Une visite captivante que guident les objectifs plus ou moins optionnels, la recherche des gemmes et la sempiternelle traque des Boos à l'aide du radar vibrant ou de la carte affichée sur le VB. Des détecteurs vendus dans la boutique du professeur K. Tastroff - très chichement achalandée - viennent carrément mâcher le travail, à l'instar des os dorés pour se remettre d'aplomb, surtout pratiques en solo (l'alarme d'évanouissement imminent est malheureusement conservée). Dommage que les montagnes d'argent amassées n'aient guère d'intérêt question évolutivité, les pseudo power-ups acquis au cours de la progression se révélant peu nombreux et trop restreints quant à leur spectre d'application. Leur intégration organique dans l'environnement aurait insufflé un surcroît de profondeur dans cette épopée d'une quinzaine d'heures, par conséquent en-deçà du précédent volet sur ce plan. L'envers d'un décor aussi somptueux sans doute, et le prix à payer pour disposer d'un gameplay si cohérent, qui exprime tout son potentiel à travers la dimension multijoueur, nettement étoffée, au point d'écrabouiller son prédécesseur vraiment à plate couture (nos impressions paranormales pour mémoire).

Doppelgängers

Les parties à plusieurs consistent en effet à faire de la purée d'ectoplasme, en les projetant idéalement les uns contre les autres, l'argument massue de cette itération. Si les (mini) jeux de l'étrange s'apparentent à ceux d'un Mario Party capables d'accueillir jusqu'à huit participants sur une seule console, leur vocation se résume essentiellement à maîtriser l'attirail du chasseur de fantôme pour se risquer à nouveau dans la Tour hantée.

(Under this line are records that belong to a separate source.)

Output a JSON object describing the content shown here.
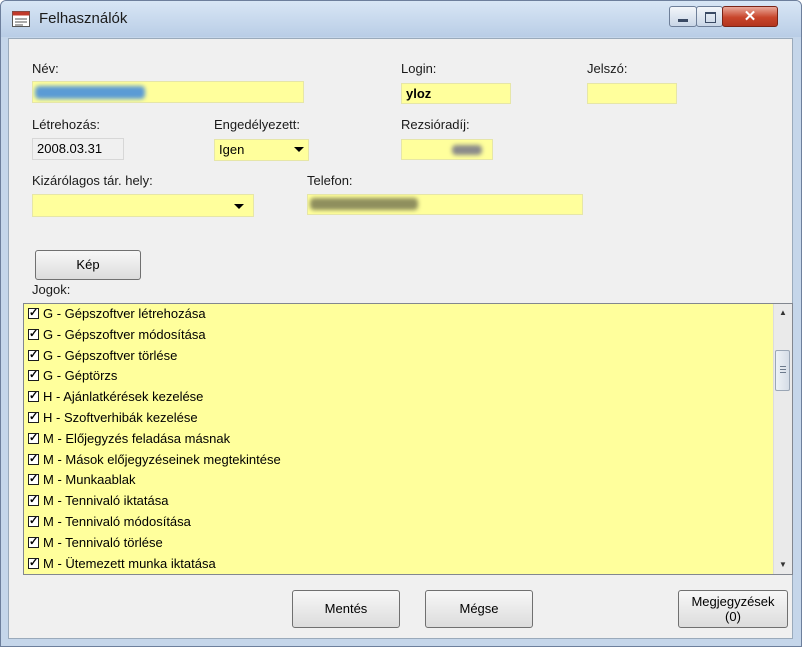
{
  "window": {
    "title": "Felhasználók"
  },
  "form": {
    "nev": {
      "label": "Név:",
      "value": ""
    },
    "login": {
      "label": "Login:",
      "value": "yloz"
    },
    "jelszo": {
      "label": "Jelszó:",
      "value": ""
    },
    "letrehozas": {
      "label": "Létrehozás:",
      "value": "2008.03.31"
    },
    "engedelyezett": {
      "label": "Engedélyezett:",
      "value": "Igen"
    },
    "rezsioradij": {
      "label": "Rezsióradíj:",
      "value": ""
    },
    "kizarolagos": {
      "label": "Kizárólagos tár. hely:",
      "value": ""
    },
    "telefon": {
      "label": "Telefon:",
      "value": ""
    }
  },
  "kep_button": "Kép",
  "jogok": {
    "label": "Jogok:",
    "items": [
      {
        "label": "G - Gépszoftver létrehozása",
        "checked": true
      },
      {
        "label": "G - Gépszoftver módosítása",
        "checked": true
      },
      {
        "label": "G - Gépszoftver törlése",
        "checked": true
      },
      {
        "label": "G - Géptörzs",
        "checked": true
      },
      {
        "label": "H - Ajánlatkérések kezelése",
        "checked": true
      },
      {
        "label": "H - Szoftverhibák kezelése",
        "checked": true
      },
      {
        "label": "M - Előjegyzés feladása másnak",
        "checked": true
      },
      {
        "label": "M - Mások előjegyzéseinek megtekintése",
        "checked": true
      },
      {
        "label": "M - Munkaablak",
        "checked": true
      },
      {
        "label": "M - Tennivaló iktatása",
        "checked": true
      },
      {
        "label": "M - Tennivaló módosítása",
        "checked": true
      },
      {
        "label": "M - Tennivaló törlése",
        "checked": true
      },
      {
        "label": "M - Ütemezett munka iktatása",
        "checked": true
      }
    ]
  },
  "buttons": {
    "mentes": "Mentés",
    "megse": "Mégse",
    "megjegyzesek": "Megjegyzések",
    "megjegyzesek_count": "(0)"
  },
  "colors": {
    "field_bg": "#ffff9c",
    "client_bg": "#f0f0f0",
    "titlebar": "#c5d6ea"
  }
}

Cette bâtisse renferme nombre de pièges inédits souvent désopilants (mention spéciale aux pannes de courant), dans un espace désormais élargi aux couloirs, balcons ou sanitaires entre autres. De quoi loger plus de monde, en l'occurrence jusqu'à deux quatuors à la maison ou en ligne (moyennant quatre exemplaires du jeu), l'usage de divers objets transformant cette facette conviviale en blockbuster - pour ne pas dire Ghostbuster - indémodable pour réchauffer les soirées d'effroi entre amis. Certes l'aspect compétitif subsiste par l'intermédiaire des scores distincts lors des missions d'élimination de revenants, de collecte d'or ou de sauvetages de Toads, mais la formule collégiale encourage l'esprit d'équipe, et même l'abonnement au Nintendo Online en raison d'un challenge non proportionnel à l'effectif. En attendant l'arrivée de DLC (payant) pour consolider les choses, Luigi's Mansion 3 rappelle que l'on voyage tellement mieux en bonne compagnie.